C, distribution of functional site mutations in Onc. D, distribution of functional site mutations in Sup.
Observed distribution does not differ significantly from expected random distribution. Next we wanted to test whether cancer mutations have a tendency to co-localize in spatial clusters. Figure 1D shows that cancer mutations in oncogenes are highly clustered 1. The small error bar for Sup indicates that all tumor suppressors have similar clustering behavior. In this case, the p-values result from the fact that a spatial clustering as high as the one for either of the sets Snp, Mut, Onc or Sup was never observed in the random reference population of size Hence, the p-value is at most 1e The dataset contains three members of the RAS family, which exhibit high sequence similarity.
This is a result of the automatic gene selection. To check for a possible bias introduced by this gene family we recalculated the average values with only one RAS gene and found that the conclusions are unchanged and are still supported by the significance values. Given the distinct average behavior of the two cancer gene classes, we investigated to what extend this behavior is reflected at the individual gene level and to what extend it can be used for predictive purposes. To examine the discriminatory power of the structural features, the features were plotted in pairwise combinations Figure 3.

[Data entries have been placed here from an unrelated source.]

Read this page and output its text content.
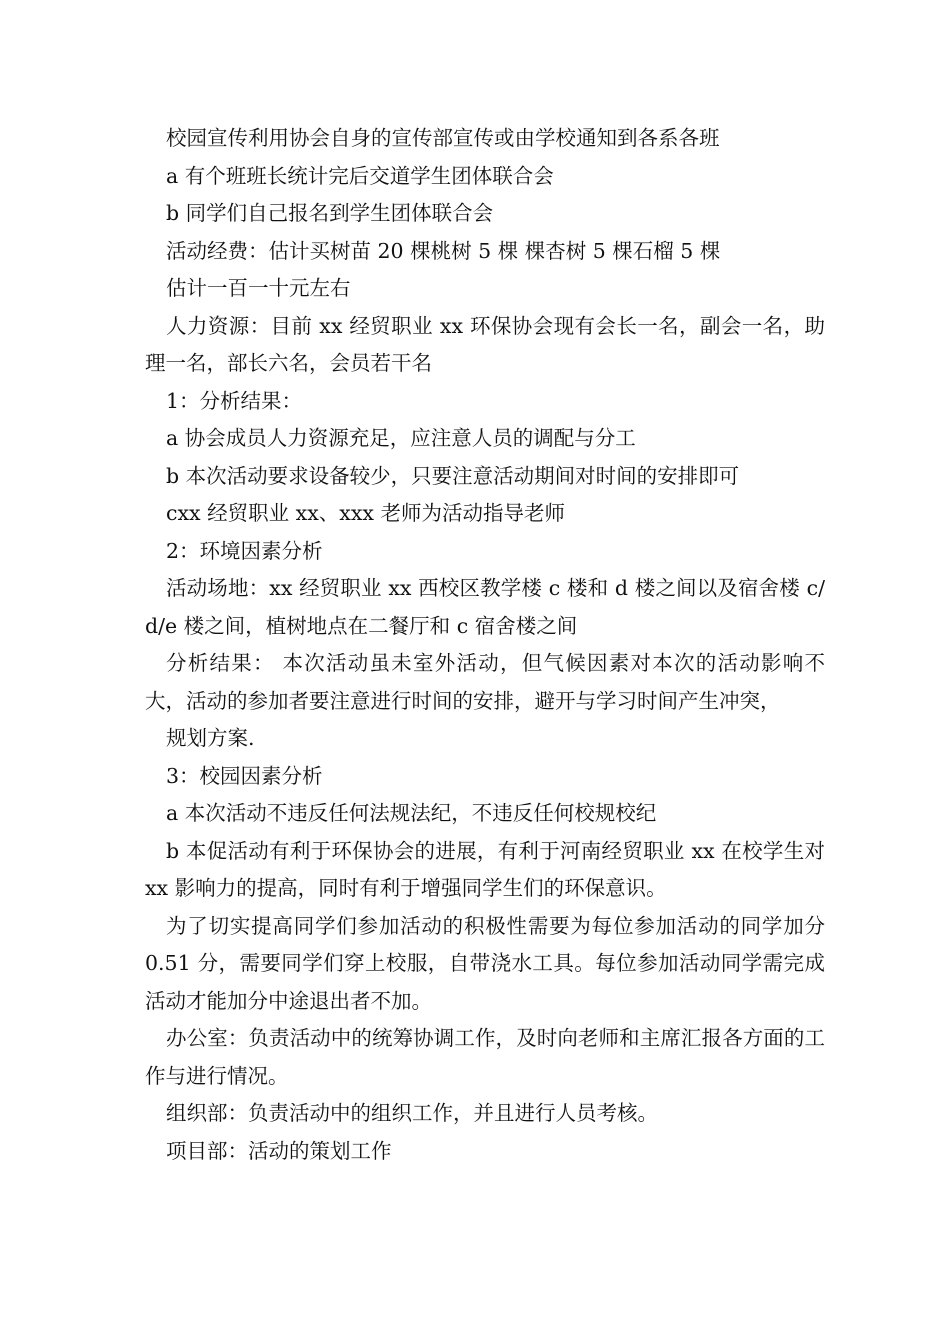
校园宣传利用协会自身的宣传部宣传或由学校通知到各系各班

a 有个班班长统计完后交道学生团体联合会

b 同学们自己报名到学生团体联合会

活动经费：估计买树苗 20 棵桃树 5 棵 棵杏树 5 棵石榴 5 棵

估计一百一十元左右

人力资源：目前 xx 经贸职业 xx 环保协会现有会长一名，副会一名，助理一名，部长六名，会员若干名

1：分析结果：

a 协会成员人力资源充足，应注意人员的调配与分工

b 本次活动要求设备较少，只要注意活动期间对时间的安排即可

cxx 经贸职业 xx、xxx 老师为活动指导老师

2：环境因素分析

活动场地：xx 经贸职业 xx 西校区教学楼 c 楼和 d 楼之间以及宿舍楼 c/d/e 楼之间，植树地点在二餐厅和 c 宿舍楼之间

分析结果： 本次活动虽未室外活动，但气候因素对本次的活动影响不大，活动的参加者要注意进行时间的安排，避开与学习时间产生冲突，

规划方案.

3：校园因素分析

a 本次活动不违反任何法规法纪，不违反任何校规校纪

b 本促活动有利于环保协会的进展，有利于河南经贸职业 xx 在校学生对 xx 影响力的提高，同时有利于增强同学生们的环保意识。

为了切实提高同学们参加活动的积极性需要为每位参加活动的同学加分 0.51 分，需要同学们穿上校服，自带浇水工具。每位参加活动同学需完成活动才能加分中途退出者不加。

办公室：负责活动中的统筹协调工作，及时向老师和主席汇报各方面的工作与进行情况。

组织部：负责活动中的组织工作，并且进行人员考核。

项目部：活动的策划工作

Each data point corresponds to one individual gene with oncogenes and tumor suppressors shown as blue dots and red diamonds, respectively. The values on the axes are the odds ratios for the feature values. We calculated linear classifiers trained on the two sets using Fisher's discriminant method [ 27 ]. Linear classification of cancer genes. The different pairs of structural features are shown as scatter plots in A-F. Oncogenes are depicted as blue dots, tumor suppressors as red diamonds.
- Impact of GST: Grand implementation; Structural impact; Taxation uniformity.
- Two Fleas & No Dog.
- Aries (Astrology) - How to Find Love and Compatibility in All Your Relationships: Aries Horoscope Boxed Set (Relationship Books for Dating Couples).
- CORDIS | European Commission?
The separating linear functions have been calculated using Fisher's linear discriminant method. The classifiers in A, D and E show the best training performance. Visually, the two classes are well-separated for feature combinations shown in Figure 3A , 3D and 3E.